いきなり、宮凪くんが咳き込んだ。
 止まらなくて、とてもつらそう。背中をさすったり、なにかしてあげたいけど、できるわけない。

「だ、大丈夫? 風邪……?」
「むせただけ。たまに、急にあるんだ。もう平気」

 そう宮凪くんは呼吸を落ち着かせて、カバンから取り出したペットボトルのフタを開けた。
 ゴクゴクと動くのどぼとけの形がキレイで、またドキドキする。

 ──あれ? 水を飲んでいるのに……。

「光ってない」

 目の前のきょとんとした瞳で、ハッとする。
 私ったら、なんてことを口走ったの!

「あ、ごめ……! 不思議で、つい」

 ── あんま知られたくねぇんだよな、これ。特殊だから、みんな興味本位でじろじろ見るんだ。

 宮凪くんが気にしていることを、無神経に。

「体の中へ入る分には、反応ないんだ。光るのは、こうやって、皮膚に当たった部分だけ」

 言いながら、水を垂らした宮凪くんの手首が、キラキラと輝き出す。月灯に照らされて、とてもキレイ。

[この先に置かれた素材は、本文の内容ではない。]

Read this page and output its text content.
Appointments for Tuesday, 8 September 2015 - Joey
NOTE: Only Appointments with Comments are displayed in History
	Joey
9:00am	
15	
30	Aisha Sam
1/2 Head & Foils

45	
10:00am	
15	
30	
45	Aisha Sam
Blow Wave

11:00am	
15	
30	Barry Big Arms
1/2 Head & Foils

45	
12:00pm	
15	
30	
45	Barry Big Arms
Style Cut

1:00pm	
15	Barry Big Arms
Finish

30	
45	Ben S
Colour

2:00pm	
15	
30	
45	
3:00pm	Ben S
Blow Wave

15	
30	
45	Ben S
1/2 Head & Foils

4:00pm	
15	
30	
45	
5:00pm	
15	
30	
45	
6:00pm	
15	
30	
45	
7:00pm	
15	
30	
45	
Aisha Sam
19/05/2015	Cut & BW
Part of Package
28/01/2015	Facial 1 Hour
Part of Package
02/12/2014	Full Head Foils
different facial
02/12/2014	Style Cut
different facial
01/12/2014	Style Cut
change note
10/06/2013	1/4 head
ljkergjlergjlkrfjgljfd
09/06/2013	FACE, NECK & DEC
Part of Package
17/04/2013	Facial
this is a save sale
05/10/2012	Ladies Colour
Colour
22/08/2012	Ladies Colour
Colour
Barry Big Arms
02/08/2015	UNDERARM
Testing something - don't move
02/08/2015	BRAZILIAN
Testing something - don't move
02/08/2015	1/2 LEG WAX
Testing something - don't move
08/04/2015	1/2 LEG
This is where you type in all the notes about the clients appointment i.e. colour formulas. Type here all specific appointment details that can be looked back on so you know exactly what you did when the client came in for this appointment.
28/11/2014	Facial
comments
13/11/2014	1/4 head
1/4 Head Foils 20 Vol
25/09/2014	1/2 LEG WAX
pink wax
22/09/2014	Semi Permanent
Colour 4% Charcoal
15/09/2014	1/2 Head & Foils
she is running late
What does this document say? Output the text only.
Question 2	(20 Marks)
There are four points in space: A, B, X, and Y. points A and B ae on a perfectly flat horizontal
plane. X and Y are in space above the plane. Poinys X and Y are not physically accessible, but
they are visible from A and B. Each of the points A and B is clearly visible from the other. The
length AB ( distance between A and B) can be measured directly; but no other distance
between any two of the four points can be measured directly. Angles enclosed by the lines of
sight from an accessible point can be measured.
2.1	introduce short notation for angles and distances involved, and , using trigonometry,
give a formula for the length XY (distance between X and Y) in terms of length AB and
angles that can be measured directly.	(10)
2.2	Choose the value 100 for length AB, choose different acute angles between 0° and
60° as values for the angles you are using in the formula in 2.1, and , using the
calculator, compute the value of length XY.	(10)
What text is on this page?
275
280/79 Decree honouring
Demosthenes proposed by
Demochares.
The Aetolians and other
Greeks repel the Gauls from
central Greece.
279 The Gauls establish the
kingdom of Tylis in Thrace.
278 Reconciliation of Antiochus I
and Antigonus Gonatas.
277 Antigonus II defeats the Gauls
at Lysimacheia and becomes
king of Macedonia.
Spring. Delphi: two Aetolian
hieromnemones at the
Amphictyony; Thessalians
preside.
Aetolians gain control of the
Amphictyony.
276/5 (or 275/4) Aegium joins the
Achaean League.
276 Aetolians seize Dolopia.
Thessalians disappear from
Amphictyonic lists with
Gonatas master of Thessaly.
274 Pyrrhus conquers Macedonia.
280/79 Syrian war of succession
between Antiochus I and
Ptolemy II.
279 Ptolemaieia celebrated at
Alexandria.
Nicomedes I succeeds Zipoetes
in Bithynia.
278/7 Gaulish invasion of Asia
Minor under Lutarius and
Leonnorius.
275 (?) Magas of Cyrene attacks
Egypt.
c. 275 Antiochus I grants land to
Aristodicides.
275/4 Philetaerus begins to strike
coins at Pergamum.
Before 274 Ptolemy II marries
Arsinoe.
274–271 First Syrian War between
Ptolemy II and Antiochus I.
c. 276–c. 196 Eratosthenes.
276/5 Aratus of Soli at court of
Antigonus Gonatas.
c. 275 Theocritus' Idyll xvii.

「おもしれぇだろ。俺の特殊能力だからさ。蛍だけ、特別な」

 そうシーッと人差し指を立てる。不安を吹き飛ばす笑顔がまぶしくて、私は小さく笑い返した。
 どうして、宮凪くんが嫌がると決めつけたのだろう。触れてほしくないだろうと、思い込んだのだろう。
 たくさん一緒にいたのに、知らなかった。わかった気になっていた。病気のことも、宮凪くんのことも。

 もっと、知りたい。もっと、近づきたい。もっと、頼りにされたい。

 こんな気持ちになったのは、生まれて初めて──。